Ne “Dov’è la casa del mio amico?” il bambino non sa dove si trovi la casa, ma il desiderio di aiutare il suo compagno riportandogli il quaderno lo spinge a scappare comunque di casa. Per buona parte del film vaga senza una meta, e le sue richieste di aiuto vengono ignorate dai passanti. Fino a che, nell’istante che precede la rassegnazione, non trova un falegname che lo accompagna all’abitazione. Stessa cosa in “Sotto gli ulivi”: il protagonista è determinato a sposare la ragazza che ama, il problema è che quest’ultima, condizionata dall’odio della sua famiglia nei confronti del ragazzo, non vuole rivolgergli la parola. Anche qui egli necessita del contributo della ragazza per capire se è attratta o meno da lui, e fino al finale si ritrova solo nell’impresa.

Si potrebbe dire che il signor Badi agisca con più dignità. Egli cerca la collaborazione del prossimo non per aiutare a sua volta qualcuno ma per soddisfare un suo personale desiderio. Inoltre ha già provveduto a trovare il luogo della sua dipartita e ivi a scavare la fossa. Avendo già preparato tutto è ovvio che non cerca assolutamente qualcuno che gli faccia cambiare idea, bensì un uomo da lui pagato per donarsi una degna sepoltura.

Il secondo incontrato

L’ispirazione principale per questo film viene senza dubbio da “Il settimo sigillo”. Kiarostami ha preso l’opera di Bergman e la modernizzata togliendole ogni elemento mistico o religioso, e sostituendoli con la sua visione più materialista della morte e del suicidio.

Anzi, ogni riferimento a Dio in questo film è aspramente criticato. In seguito ad aver parlato con un giovane militare che semplicemente non si sentiva pronto a seppellire un suicida, il signor Badi incontra un operaio che cerca disperatamente di estirpare dalla sua mente il suicidio trovando come unica motivazione il fatto che andrebbe contro a quanto dice la Bibbia.Queste affermazioni non fanno che convincere Badi che la sua vita e le persone che lo circondano non hanno più nulla da offrirgli, oltre che a un nauseante moralismo.
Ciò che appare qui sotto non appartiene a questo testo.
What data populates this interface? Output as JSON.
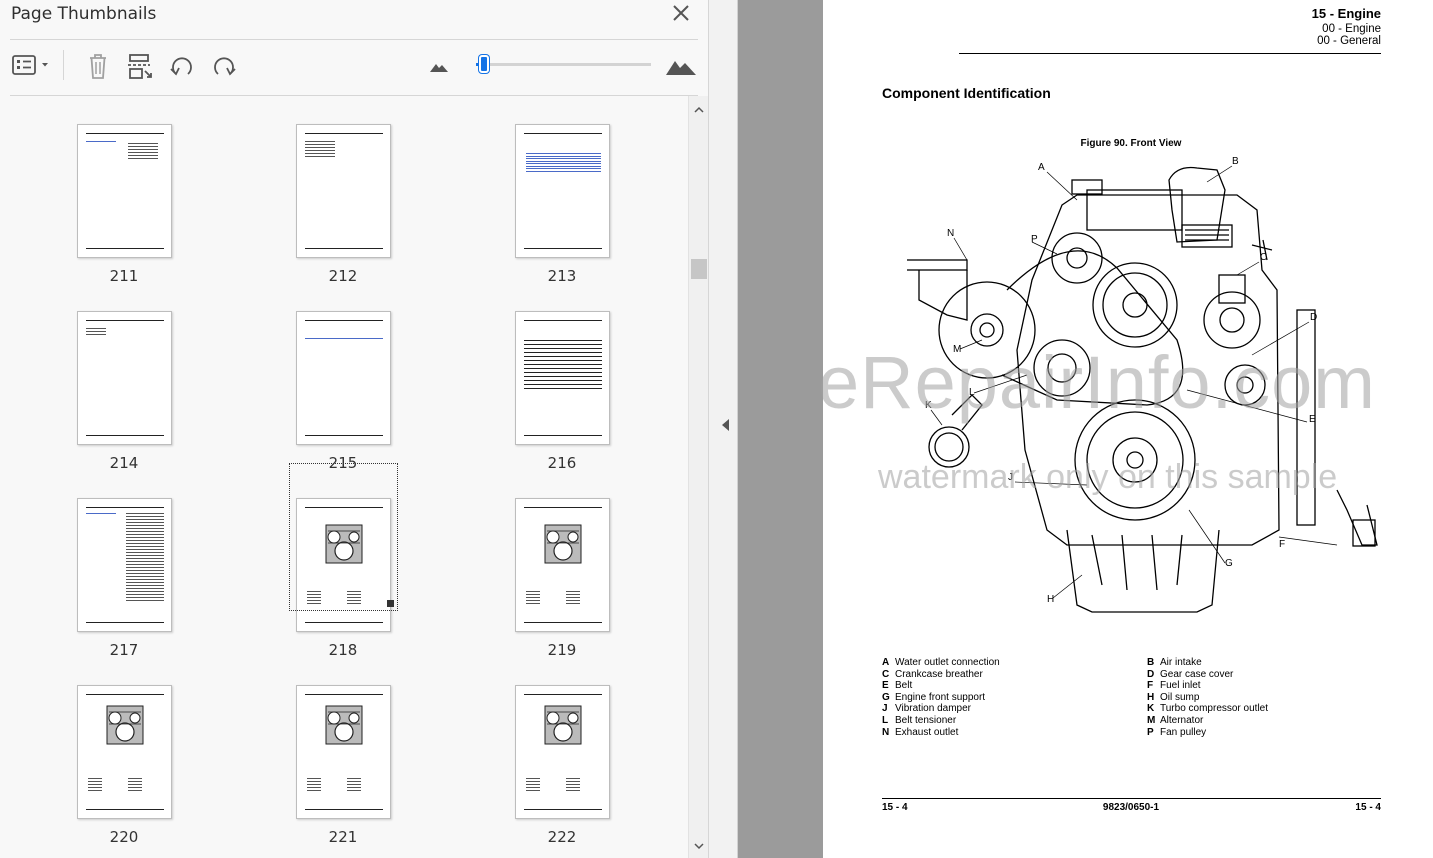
{
  "panel": {
    "title": "Page Thumbnails",
    "close_icon": "close-icon"
  },
  "toolbar": {
    "options_icon": "thumbnail-options-icon",
    "delete_icon": "trash-icon",
    "extract_icon": "extract-pages-icon",
    "undo_icon": "rotate-counterclockwise-icon",
    "redo_icon": "rotate-clockwise-icon",
    "zoom_out_icon": "small-mountain-icon",
    "zoom_in_icon": "large-mountain-icon",
    "thumbnail_size_fraction": 0.03,
    "accent_color": "#1473e6"
  },
  "thumbnails": [
    {
      "page": "211"
    },
    {
      "page": "212"
    },
    {
      "page": "213"
    },
    {
      "page": "214"
    },
    {
      "page": "215"
    },
    {
      "page": "216"
    },
    {
      "page": "217"
    },
    {
      "page": "218",
      "selected": true
    },
    {
      "page": "219"
    },
    {
      "page": "220"
    },
    {
      "page": "221"
    },
    {
      "page": "222"
    }
  ],
  "document": {
    "header_title": "15 - Engine",
    "header_sub1": "00 - Engine",
    "header_sub2": "00 - General",
    "section_heading": "Component Identification",
    "figure_caption": "Figure 90. Front View",
    "callouts": [
      "A",
      "B",
      "C",
      "D",
      "E",
      "F",
      "G",
      "H",
      "J",
      "K",
      "L",
      "M",
      "N",
      "P"
    ],
    "legend_left": [
      {
        "key": "A",
        "text": "Water outlet connection"
      },
      {
        "key": "C",
        "text": "Crankcase breather"
      },
      {
        "key": "E",
        "text": "Belt"
      },
      {
        "key": "G",
        "text": "Engine front support"
      },
      {
        "key": "J",
        "text": "Vibration damper"
      },
      {
        "key": "L",
        "text": "Belt tensioner"
      },
      {
        "key": "N",
        "text": "Exhaust outlet"
      }
    ],
    "legend_right": [
      {
        "key": "B",
        "text": "Air intake"
      },
      {
        "key": "D",
        "text": "Gear case cover"
      },
      {
        "key": "F",
        "text": "Fuel inlet"
      },
      {
        "key": "H",
        "text": "Oil sump"
      },
      {
        "key": "K",
        "text": "Turbo compressor outlet"
      },
      {
        "key": "M",
        "text": "Alternator"
      },
      {
        "key": "P",
        "text": "Fan pulley"
      }
    ],
    "footer_left": "15 - 4",
    "footer_mid": "9823/0650-1",
    "footer_right": "15 - 4",
    "watermark_1": "eRepairInfo.com",
    "watermark_2": "watermark only on this sample"
  }
}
Sarà invece l’ultimo incontro, con il signor Bagheri, anziano impiegato turco, ha fargli tornare la speranza. Quando quest’ultimo accetta perché dice di aver bisogno di soldi per comprare le medicine al figlio gravemente malato, Badi capisce che lui è l’unico con cui possa condividere in parte la sofferenza e lo sconforto che prova.

Bagheri non gli parla di Dio e della Bibbia, ma delle vere gioie della vita. Gli racconta che un tempo anche lui era convinto che la vita non aveva più senso viverla, finchè il sublime sapore di un gilso (la ciliegia del titolo) non gli ha fatto riscoprire i piaceri che la vita ancora offre nelle piccole cose.

Colpito da questa storia Badi decide di dare al vecchio almeno il beneficio del dubbio, e, sdraiatosi in quella che doveva essere la sua fossa, osserva il paesaggio all’imbrunire e, per la prima volta dopo diverso tempo, non presta attenzione alle macerie e alla desolazione del deserto, ma al magnifico sole che intanto sta tramontando.

Ancora una volta Kiarostami ci regala un finale aperto, in cui non sappiamo se Badi ci abbia ripensato o resti ancora convinto della sua idea, tutto quello di cui siamo certi è che quel tramonto è davvero bellissimo.